Pandemic pain: “Prior to COVID-19, Rebellyous Foods was primarily, in fact almost entirely, a food service, food production company. We sold to stadiums, hospitals, corporate cafeterias, ballparks, and K-12 school districts. Every single thing that was shut down when COVID really started to spread in Seattle. And as a result, I won’t lie, Rebellyous got hit hard. We got hard and we got hit fast … we had to quickly divert our efforts into a new market that was open and that is the grocery store. As a result of an enormous amount of teamwork, ingenuity, and quick thinking, our team set to work to revise the product, change the production line, and to create a new package.”

Plant-based meat’s unique challenge: “We design new production equipment that is custom made to do the material and food processing that plant-based meat really needs to have done. Most plant-based meat, like other plant-based burgers and even other plant-based chicken products, are made in off-the-shelf meat processing equipment like bowl choppers and tumblers and things like that.
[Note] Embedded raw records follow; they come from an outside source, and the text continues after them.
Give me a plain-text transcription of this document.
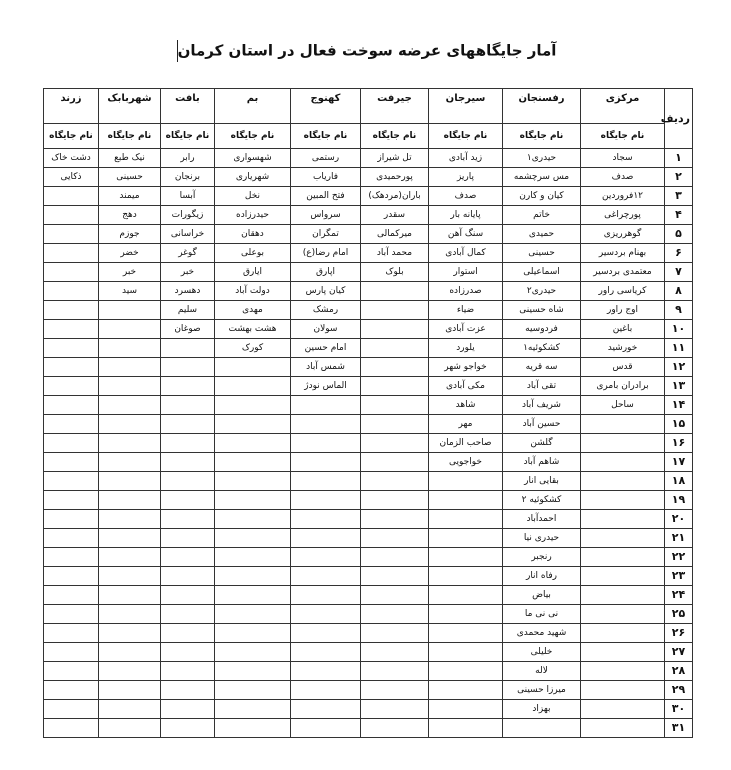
آمار جایگاههای عرضه سوخت فعال در استان کرمان
ردیف	مرکزی	رفسنجان	سیرجان	جیرفت	کهنوج	بم	بافت	شهربابک	زرند
	نام جایگاه	نام جایگاه	نام جایگاه	نام جایگاه	نام جایگاه	نام جایگاه	نام جایگاه	نام جایگاه	نام جایگاه
۱	سجاد	حیدری۱	زید آبادی	تل شیراز	رستمی	شهسواری	رابر	نیک طبع	دشت خاک
۲	صدف	مس سرچشمه	پاریز	پورحمیدی	فاریاب	شهریاری	برنجان	حسینی	ذکایی
۳	۱۲فروردین	کیان و کارن	صدف	باران(مردهک)	فتح المبین	نخل	آبسا	میمند	
۴	پورچراغی	خاتم	پایانه بار	سقدر	سرواس	حیدرزاده	زیگورات	دهج	
۵	گوهرریزی	حمیدی	سنگ آهن	میرکمالی	تمگران	دهقان	خراسانی	جوزم	
۶	بهنام بردسیر	حسینی	کمال آبادی	محمد آباد	امام رضا(ع)	بوعلی	گوغر	خضر	
۷	معتمدی بردسیر	اسماعیلی	استوار	بلوک	اپارق	ایارق	خبر	خبر	
۸	کریاسی راور	حیدری۲	صدرزاده		کیان پارس	دولت آباد	دهسرد	سید	
۹	اوج راور	شاه حسینی	ضیاء		رمشک	مهدی	سلیم		
۱۰	باغین	فردوسیه	عزت آبادی		سولان	هشت بهشت	صوغان		
۱۱	خورشید	کشکوئیه۱	یلورد		امام حسین	کورک			
۱۲	قدس	سه قریه	خواجو شهر		شمس آباد				
۱۳	برادران بامری	تقی آباد	مکی آبادی		الماس نودژ				
۱۴	ساحل	شریف آباد	شاهد						
۱۵		حسین آباد	مهر						
۱۶		گلشن	صاحب الزمان						
۱۷		شاهم آباد	خواجویی						
۱۸		بقایی انار							
۱۹		کشکوئیه ۲							
۲۰		احمدآباد							
۲۱		حیدری نیا							
۲۲		رنجبر							
۲۳		رفاه انار							
۲۴		بیاض							
۲۵		نی نی ما							
۲۶		شهید محمدی							
۲۷		خلیلی							
۲۸		لاله							
۲۹		میرزا حسینی							
۳۰		بهزاد							
۳۱									
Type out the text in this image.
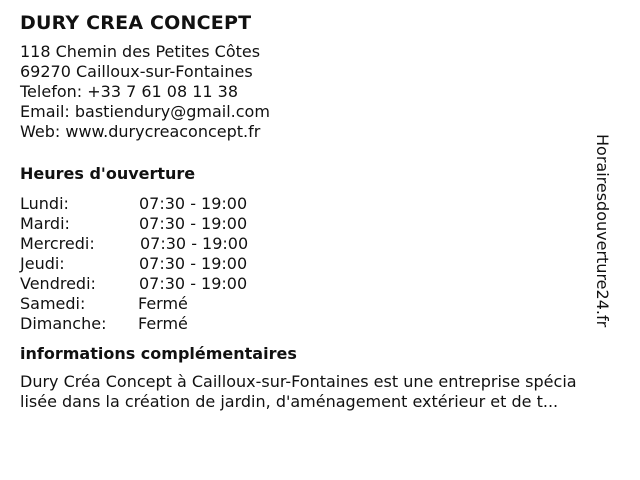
DURY CREA CONCEPT
118 Chemin des Petites Côtes
69270 Cailloux-sur-Fontaines
Telefon: +33 7 61 08 11 38
Email: bastiendury@gmail.com
Web: www.durycreaconcept.fr
Heures d'ouverture
Lundi:	07:30 - 19:00
Mardi:	07:30 - 19:00
Mercredi:	07:30 - 19:00
Jeudi:	07:30 - 19:00
Vendredi:	07:30 - 19:00
Samedi:	Fermé
Dimanche:	Fermé
informations complémentaires
Dury Créa Concept à Cailloux-sur-Fontaines est une entreprise spécia
lisée dans la création de jardin, d'aménagement extérieur et de t...
Horairesdouverture24.fr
Those tools were designed originally for deconstructing an animal’s carcass and bringing it down to its elements of meat, and then chopping up the meat further, and essentially it’s a subtractive manufacturing operation … the equipment is not designed to do what we want it to do, because making plant-based meat is, instead of a subtractive manufacturing concept, it’s actually an additive manufacturing concept.”

Rebellyous Foods’ secret weapon: Using this off-the-shelf meat processing equipment usually requires more labor when you’re using it to make plant-based meat and also requires more energy, more water, longer sanitation cycles. As a result, and most consumers will understand this, most plant-based meat … tends to be two to three times, sometimes as much as five times the cost. What we do at Rebellyous is we went back to the drawing board, started from first principles of physics, and said what would the equipment look like if it was uniquely designed for bringing together the proteins and the materials for plant-based meat? We designed those pieces of equipment. We’re now in the process of patenting those pieces of equipment … and that Mach One system will actually be able to make plant-based meat at much higher volumes, at much lower cost, and at a higher quality of good consistency that is not possible elsewhere in the industry right now.”